As he watched her, waiting for the opportune moment to make the shot, she suddenly turned in her vastly sized living room and walked into a room out of view. A moment later she returned but something was wrong with the way she came back – she wasn’t alone.

Releasing his finger from the trigger position, he brought his military issued binoculars up to get a better look at Clara. In her arms she held an infant, someone that wasn’t in his dossier sent to him by his employer, and someone that hadn’t just arrived with one of the woman’s friends. The baby couldn’t be anyone else’s, and that screwed up the mark.

Grey was someone other hit men would call a vigilante hit man, someone who only killed those that deserved their deaths but the courts were unable to pronounce guilty. If his employer had left out the fact that this woman had a child, what other important details might they have falsified?

Slipping quietly into the massive sized house, Grey kept his gloved hands wrapped around his nine millimetre. Even if this woman had a child, who knew if she was armed or not, better kept safe and ever vigilant.

The only way to get the truth would be to scare this woman into telling him with the efforts of a faceless armed man hiding in the shadows. Peering out through his green eyes, he shuffled across the back of the kitchen out into the living room where Clara now sat in silence. Odd for someone who’d killed her husband and lived in a million dollar house.

Nearing the woman, he brought the gun up to the back of her head and spoke, “Move and your dead.” She dropped the photo album she’d been looking at and began to shake ever so slightly.

“Oh-okay,” she stuttered, as Grey sized her up. He noted the wedding band on her finger, something that shouldn’t be there if she’d planned the death of her husband and followed through over a year ago, at least not in the comfort of her own home so long after.

Glancing at the photo album he made out pictures of a wedding, her wedding to her deceased husband, also peculiar for a guilty woman. “State your name and familial status,” he demanded of her, knowing someone who was guilty of a crime and was as manipulative as this woman was supposed to be, would quite probably lie easily in the face of death.

Her gripped tightened around the base of the couch. “Clara Trice-Alrin,” she began, her voice an echo of misery. “Widow to Mark Alrin, sister-in-law of Kevin Alrin, and mother of five and a half month old Lilly Alrin.

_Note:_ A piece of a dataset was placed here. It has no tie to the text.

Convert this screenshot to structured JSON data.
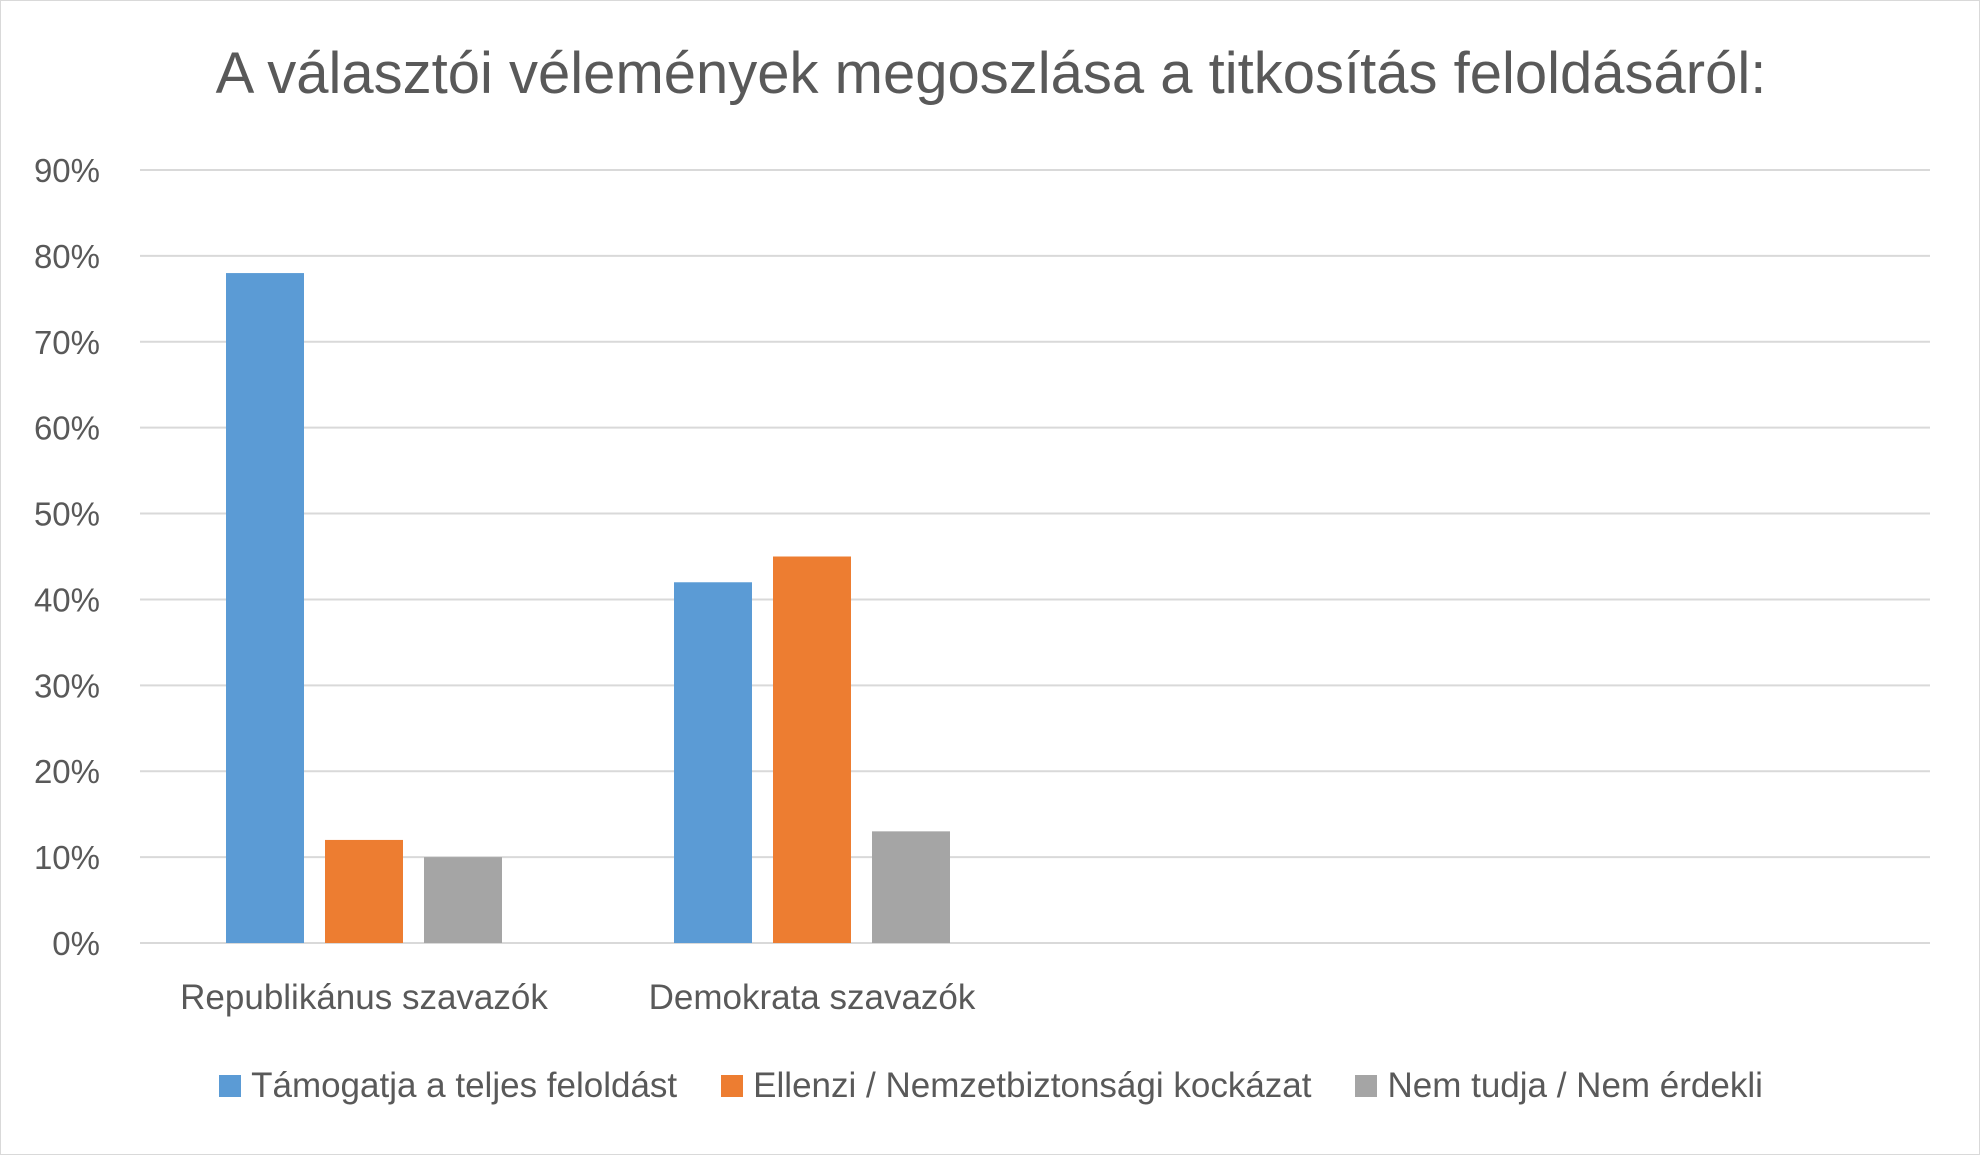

Both of my parents have passed, as well as my in laws.” This woman spoke with such a despairing tone, Grey almost believed off the bat that she wasn’t who he’d been told she was. But he had a few more unanswered questions before he could make that assumption.

“What is the extent of your knowledge of your husband’s death?” he asked in monotone, he couldn’t afford to give away the exact dialect of his voice unless he wanted to get run out of the business. Or pulled out and thrown into prison by his military comrades, a day job he couldn’t afford to lose.

She seemed to hesitate, which was a sign of guilt, although he couldn’t be quite sure of that as he wasn’t able to note her facial expressions. “He was mur- murdered,” she muttered, a stutter that could be described as either guilt or by loss based on whatever facial expression went along with it. In order to get the real truth and not make the mistake of killing a woman innocent of this pertinent crime, he’d really have to test her.